Providing verified accurate information is something that I strive for each week. If I am going to express an opinion on a subject, I want to also provide the facts to back it up.
I made a mistake a couple weeks ago when I criticized Roger Gitlin’s reaction to an incident at the January 10 meeting of the Del Norte County Board of Supervisors. I relied only on the information that was provided in Gitlin’s commentary.
I stated in my column that an unruly member of the public was “ejected” from the meeting. This was an inaccurate statement that I based on my interpretation of Gitlin’s reporting.
After submitting my column, I watched the recording of the meeting and got a more complete picture of what happened. Gitlin reported that the chair had the sheriff deputies clear the chambers and the speaker was escorted from the dais. This is true but fails to tell the full story.
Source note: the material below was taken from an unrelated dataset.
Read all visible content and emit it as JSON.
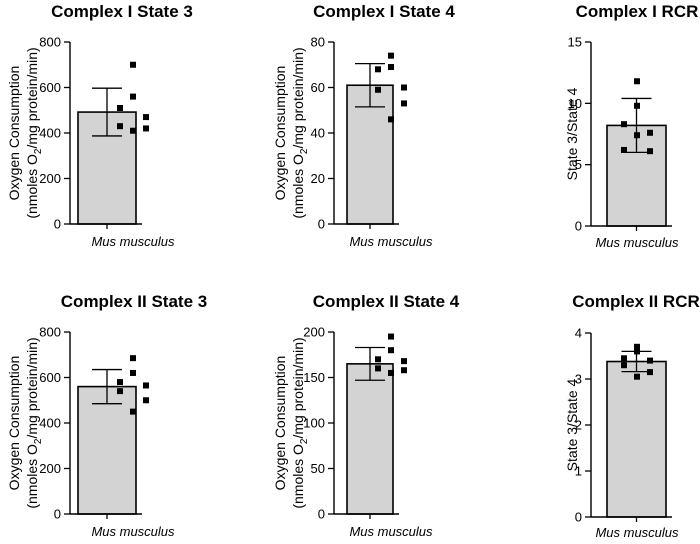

What Gitlin neglected to mention is that after the cool down period, the same speaker was allowed to continue to comment on other agenda items. But this detail does not support Gitlin’s grievance about a citizen’s rights being abridged.
One thing I realized from this experience is that I must watch the recording of a meeting to be better informed before commenting. I also know that attending a meeting in person is far more illuminating. Rather than only seeing what the camera shows you, you can see the reaction and even hear the side commentary from all those in attendance.
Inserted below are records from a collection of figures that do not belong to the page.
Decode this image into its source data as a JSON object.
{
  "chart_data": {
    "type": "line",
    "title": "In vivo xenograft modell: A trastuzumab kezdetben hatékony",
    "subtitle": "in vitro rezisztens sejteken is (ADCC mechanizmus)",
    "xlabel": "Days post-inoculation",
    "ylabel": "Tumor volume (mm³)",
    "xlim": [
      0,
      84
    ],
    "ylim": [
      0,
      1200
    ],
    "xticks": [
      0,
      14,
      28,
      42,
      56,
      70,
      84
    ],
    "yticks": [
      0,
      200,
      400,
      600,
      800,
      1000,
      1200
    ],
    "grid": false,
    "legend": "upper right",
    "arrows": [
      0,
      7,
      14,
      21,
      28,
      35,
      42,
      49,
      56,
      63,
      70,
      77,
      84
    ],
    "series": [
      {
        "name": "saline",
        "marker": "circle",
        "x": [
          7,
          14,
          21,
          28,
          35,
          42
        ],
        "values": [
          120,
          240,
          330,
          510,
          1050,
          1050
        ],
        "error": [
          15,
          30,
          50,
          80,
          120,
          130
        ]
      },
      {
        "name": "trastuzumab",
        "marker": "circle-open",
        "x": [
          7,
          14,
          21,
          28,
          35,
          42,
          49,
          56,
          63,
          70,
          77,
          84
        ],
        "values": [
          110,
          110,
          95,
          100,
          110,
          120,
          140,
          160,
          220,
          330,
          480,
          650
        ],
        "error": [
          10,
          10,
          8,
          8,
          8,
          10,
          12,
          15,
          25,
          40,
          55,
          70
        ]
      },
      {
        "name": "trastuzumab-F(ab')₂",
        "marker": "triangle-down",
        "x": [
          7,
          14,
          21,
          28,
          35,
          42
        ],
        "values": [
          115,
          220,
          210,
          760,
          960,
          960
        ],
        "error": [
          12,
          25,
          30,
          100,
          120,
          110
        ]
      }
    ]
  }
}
One way that I can judge a good reporter is when they write a story about a meeting that I attended. Because I was there, I can more easily evaluate the capacity of a reporter to write truthful, objective stories.
Since Gitlin has been writing stories as a reporter for the Triplicate, I have been able to use this litmus test more than once.
On January 27, the Triplicate published a story written by Roger Gitlin about a Harbor District meeting that I also attended. Gitlin reported that the Commissioners approved an application for a $750,000 grant “for boat ramp repair resulting from storm damage at Whaler Island.” This is incorrect. Though the words “ramp repair” are in the name of the grant program, this is not what the grant will be used for.
The agenda for the January 17 Harbor Commission meeting clearly stated the grant was to “address damage to the Whaler Island Groin.” What they were referring to is the rock “jetty” that sticks out to the east of Whalers Island. The high waves and storm surge had punched a big gap in the groin, allowing waves to flow though unimpeded.
When it is intact, this groin reduces the impacts of waves to the adjacent parking lot and the boat ramp in the recreational boat basin. What I heard at the meeting was concern that if this groin was not rebuilt, the next storm could wash over the parking lot and might damage the boat ramp. This may have been the cause for Gitlin’s confusion.
What could have been reported from this meeting is that almost two weeks after this January 5th storm, the Board of Supervisors had not yet declared a state of emergency for our county. This would have made it much easier to find funding to repair this storm damage. At that time every other county on the California coast had declared an emergency, but not our county. This emergency was eventually declared by the County Director of Emergency Services on January 18 and ratified by the Supervisors on January 24.
I can’t blame a reporter for not writing about everything that happens at a meeting, but if they choose a topic, it is incumbent on them to get the details right. When a reporter starts providing incorrect information about a meeting I was at, it makes me doubt the reliability of information presented in other stories.
News sources must be anchored by impartiality and credibility to be of any practical use for our community. If Gitlin continues to write news for the Triplicate, I hope he will try harder to prevent his personal biases from infecting the stories that he writes and will be more diligent to ensure the specific story details are correct.
In his weekly column, I accept that he can say any outrageous thing he wants. His column is provided as an opinion, not as truth. However, if a story is presented as news, we should expect precise, honest reporting.
It seems the best I can do is provide balance and an occasional correction of Gitlin’s reporting to set the record straight. This might keep me busy. In the last Triplicate, Gitlin had four “news” stories and I have issues with three. I am not sure I can keep up with only one column per week.
If readers want to correct misinformation in a news story, send a short “letter to the editor.” It might get published.